Parkende Fahrräder

Fahrräder für Flüchtlinge – Gute Idee oder überflüssig?

Die Gelsenkirchener Grünen haben sich jetzt eine Idee abgeguckt aus Bottrop – Fahrräder sammeln. Für Flüchtlinge. Also genauer, für Flüchtlinge, die – zumindest erstmal – in Deutschland bleiben dürfen. „Radgeber“ heißt die Aktion…

Die Idee dahinter: Wenn sich diese… hmm… ehemaligen Flüchtlinge… (wie heißen die dann eigentlich? Asylbeziehende? Ex-Flüchtlinge? Ich versuch es mal mit Menschen) …wenn sich also diese Menschen dann hier in Gelsenkirchen niederlassen wollen, dann brauchen sie auch eine Möglichkeit von A nach B zu kommen. Zu Fuß geht nicht alles, Busse und Bahnen sind teuer, Fahrräder sind also an sich eine gute Idee. Vor allem, weil sich die Grünen auch gleich noch mit der Verkehrswacht Gelsenkirchen zusammentun, um den Menschen, die es noch nicht können, auch gleich noch das Fahrradfahren und unsere Verkehrsregeln beibringen wollen. Ich finde, dass ist eine gelungene Idee.

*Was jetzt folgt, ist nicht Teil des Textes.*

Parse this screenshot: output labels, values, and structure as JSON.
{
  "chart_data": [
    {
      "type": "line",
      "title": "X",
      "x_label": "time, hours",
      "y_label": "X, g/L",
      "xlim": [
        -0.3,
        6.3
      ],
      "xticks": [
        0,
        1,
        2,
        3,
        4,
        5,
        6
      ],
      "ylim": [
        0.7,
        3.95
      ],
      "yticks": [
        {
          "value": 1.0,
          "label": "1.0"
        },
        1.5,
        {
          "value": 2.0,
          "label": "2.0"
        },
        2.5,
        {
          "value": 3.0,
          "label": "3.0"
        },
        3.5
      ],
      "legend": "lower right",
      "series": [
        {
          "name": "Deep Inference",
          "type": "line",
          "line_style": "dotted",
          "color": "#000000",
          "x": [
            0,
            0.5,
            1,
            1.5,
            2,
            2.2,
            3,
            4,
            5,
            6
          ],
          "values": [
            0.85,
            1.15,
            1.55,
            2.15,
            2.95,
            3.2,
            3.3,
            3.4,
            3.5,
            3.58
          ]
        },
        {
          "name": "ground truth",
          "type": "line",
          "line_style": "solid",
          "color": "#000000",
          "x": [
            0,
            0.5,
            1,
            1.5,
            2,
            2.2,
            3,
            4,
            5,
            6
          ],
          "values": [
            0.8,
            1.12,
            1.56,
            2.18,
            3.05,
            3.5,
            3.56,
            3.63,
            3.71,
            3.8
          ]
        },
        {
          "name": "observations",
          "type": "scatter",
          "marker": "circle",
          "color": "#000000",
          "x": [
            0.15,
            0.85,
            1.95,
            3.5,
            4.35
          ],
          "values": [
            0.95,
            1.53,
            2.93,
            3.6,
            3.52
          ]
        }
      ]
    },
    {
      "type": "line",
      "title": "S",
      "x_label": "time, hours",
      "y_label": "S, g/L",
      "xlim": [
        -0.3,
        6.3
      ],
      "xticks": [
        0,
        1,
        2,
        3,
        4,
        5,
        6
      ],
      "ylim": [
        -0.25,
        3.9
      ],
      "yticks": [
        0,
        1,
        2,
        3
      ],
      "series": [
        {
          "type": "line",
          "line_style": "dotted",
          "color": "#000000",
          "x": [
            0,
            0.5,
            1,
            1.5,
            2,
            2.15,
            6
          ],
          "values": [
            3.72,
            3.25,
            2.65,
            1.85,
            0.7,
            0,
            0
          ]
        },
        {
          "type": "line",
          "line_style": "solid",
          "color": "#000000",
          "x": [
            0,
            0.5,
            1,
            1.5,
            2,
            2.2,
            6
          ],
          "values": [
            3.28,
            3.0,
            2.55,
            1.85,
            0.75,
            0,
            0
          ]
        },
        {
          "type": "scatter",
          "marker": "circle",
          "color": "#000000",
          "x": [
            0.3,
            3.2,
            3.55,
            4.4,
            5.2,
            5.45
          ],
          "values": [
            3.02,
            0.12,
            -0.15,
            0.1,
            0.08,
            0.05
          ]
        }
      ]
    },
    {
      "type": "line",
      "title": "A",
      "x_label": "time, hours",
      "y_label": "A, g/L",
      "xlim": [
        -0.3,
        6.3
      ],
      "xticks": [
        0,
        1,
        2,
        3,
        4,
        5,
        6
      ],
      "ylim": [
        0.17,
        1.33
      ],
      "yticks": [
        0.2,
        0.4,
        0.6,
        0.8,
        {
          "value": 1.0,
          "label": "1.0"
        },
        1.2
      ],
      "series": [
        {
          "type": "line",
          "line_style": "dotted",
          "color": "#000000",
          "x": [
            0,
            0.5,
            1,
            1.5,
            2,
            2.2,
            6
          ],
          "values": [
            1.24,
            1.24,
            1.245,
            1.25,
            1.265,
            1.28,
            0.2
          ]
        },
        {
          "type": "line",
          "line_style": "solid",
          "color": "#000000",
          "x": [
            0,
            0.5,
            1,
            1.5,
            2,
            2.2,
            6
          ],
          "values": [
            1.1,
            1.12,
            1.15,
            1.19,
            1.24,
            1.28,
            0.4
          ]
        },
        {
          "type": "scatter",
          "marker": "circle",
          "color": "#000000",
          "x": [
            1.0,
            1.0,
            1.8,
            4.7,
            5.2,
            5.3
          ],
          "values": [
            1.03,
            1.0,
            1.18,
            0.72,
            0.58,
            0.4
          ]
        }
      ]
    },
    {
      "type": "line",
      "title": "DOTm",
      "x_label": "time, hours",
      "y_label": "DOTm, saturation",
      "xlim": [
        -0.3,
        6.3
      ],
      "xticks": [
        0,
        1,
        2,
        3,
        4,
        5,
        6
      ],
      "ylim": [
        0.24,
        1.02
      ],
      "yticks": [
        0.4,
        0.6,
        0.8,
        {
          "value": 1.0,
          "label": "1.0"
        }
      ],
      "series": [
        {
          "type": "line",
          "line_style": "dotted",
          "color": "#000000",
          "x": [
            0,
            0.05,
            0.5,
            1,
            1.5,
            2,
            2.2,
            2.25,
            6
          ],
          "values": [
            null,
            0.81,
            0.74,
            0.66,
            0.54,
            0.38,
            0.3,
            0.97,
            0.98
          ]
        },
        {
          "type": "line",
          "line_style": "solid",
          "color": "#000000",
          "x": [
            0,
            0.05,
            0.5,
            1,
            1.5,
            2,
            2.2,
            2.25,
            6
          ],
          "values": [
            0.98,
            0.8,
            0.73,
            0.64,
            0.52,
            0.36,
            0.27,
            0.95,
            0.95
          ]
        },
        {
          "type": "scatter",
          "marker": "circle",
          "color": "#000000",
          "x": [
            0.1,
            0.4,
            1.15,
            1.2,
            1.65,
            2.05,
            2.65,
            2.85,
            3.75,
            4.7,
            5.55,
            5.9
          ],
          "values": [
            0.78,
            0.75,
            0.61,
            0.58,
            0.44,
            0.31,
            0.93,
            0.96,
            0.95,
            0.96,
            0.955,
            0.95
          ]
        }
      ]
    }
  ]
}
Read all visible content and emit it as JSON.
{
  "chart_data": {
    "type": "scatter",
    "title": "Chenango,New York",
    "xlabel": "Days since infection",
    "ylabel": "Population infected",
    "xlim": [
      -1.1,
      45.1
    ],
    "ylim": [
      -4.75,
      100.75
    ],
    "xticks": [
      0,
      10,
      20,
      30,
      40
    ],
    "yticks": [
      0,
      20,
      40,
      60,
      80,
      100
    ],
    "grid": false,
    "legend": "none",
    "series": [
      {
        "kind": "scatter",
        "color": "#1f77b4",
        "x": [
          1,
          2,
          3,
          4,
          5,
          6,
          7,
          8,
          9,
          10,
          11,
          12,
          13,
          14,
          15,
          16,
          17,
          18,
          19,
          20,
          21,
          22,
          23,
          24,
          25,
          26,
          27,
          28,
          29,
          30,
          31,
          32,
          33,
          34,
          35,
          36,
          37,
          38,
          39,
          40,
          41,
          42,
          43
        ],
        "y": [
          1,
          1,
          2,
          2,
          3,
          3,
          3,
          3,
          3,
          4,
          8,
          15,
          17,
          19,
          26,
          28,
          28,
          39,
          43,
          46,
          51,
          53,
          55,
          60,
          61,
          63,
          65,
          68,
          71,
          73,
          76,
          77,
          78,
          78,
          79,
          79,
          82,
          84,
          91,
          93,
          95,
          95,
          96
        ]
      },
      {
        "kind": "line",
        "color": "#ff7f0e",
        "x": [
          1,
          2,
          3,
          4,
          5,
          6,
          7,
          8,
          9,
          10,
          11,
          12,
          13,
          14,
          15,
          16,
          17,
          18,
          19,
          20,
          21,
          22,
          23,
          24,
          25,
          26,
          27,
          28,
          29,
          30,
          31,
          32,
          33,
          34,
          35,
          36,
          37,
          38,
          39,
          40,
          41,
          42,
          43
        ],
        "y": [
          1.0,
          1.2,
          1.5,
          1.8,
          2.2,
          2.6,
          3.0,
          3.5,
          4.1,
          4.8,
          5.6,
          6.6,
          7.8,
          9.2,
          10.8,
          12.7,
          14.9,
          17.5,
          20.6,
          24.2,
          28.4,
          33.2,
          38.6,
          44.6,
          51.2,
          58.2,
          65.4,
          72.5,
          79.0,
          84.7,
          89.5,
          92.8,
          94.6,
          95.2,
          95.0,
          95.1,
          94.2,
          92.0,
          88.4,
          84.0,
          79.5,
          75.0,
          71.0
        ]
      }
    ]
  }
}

So denkt aber – natürlich nicht überraschend – nicht jeder. In einer Umfrage (nicht repräsentativ, aber trotzdem) haben sich gleich mehrere anders geäußert. „Was sollen die Flüchtlinge denn mit Fahrrädern?“ oder „Erst mal den eigenen Leuten spenden!“ kam da – dazu möchte ich gerne etwas sagen:

a) Was sollen die mit Fahrrädern?

Tja… Was sollen Menschen, die hier in Deutschland leben dürfen, mit Fahrrädern? Vielleicht ein wenig Normalität genießen?! Die allermeisten Asylsuchenden, und vor allem die, die dann auch noch welches in Deutschland bekommen, sind ziemlich arme Schweine. Um es mal deutlich zu sagen. Diese Menschen sind vor Krieg und Terror, vor Elend und Verzweiflung geflohen, nur um irgendwo anders noch mal eine Chance zu bekommen. Völlig egal, ob es die medial oft beschworenen gut ausgebildeten Ingenieure oder auch nur ungelernte Hilfsarbeiter sind – wer zu Hause Gefahr läuft, weggebombt, erschossen, geköpft, vergewaltigt, etc. zu werden, für den ist das zu Hause kein zu Hause mehr. Zumindest erst mal. Und diese Menschen fliehen. Verstehe ich gut. Und wenn diese Menschen dann versuchen, hier Fuß zu fassen, dann kann so ein Fahrrad ein so bedeutendes Stückchen Freiheit sein, das können wir uns nicht vorstellen…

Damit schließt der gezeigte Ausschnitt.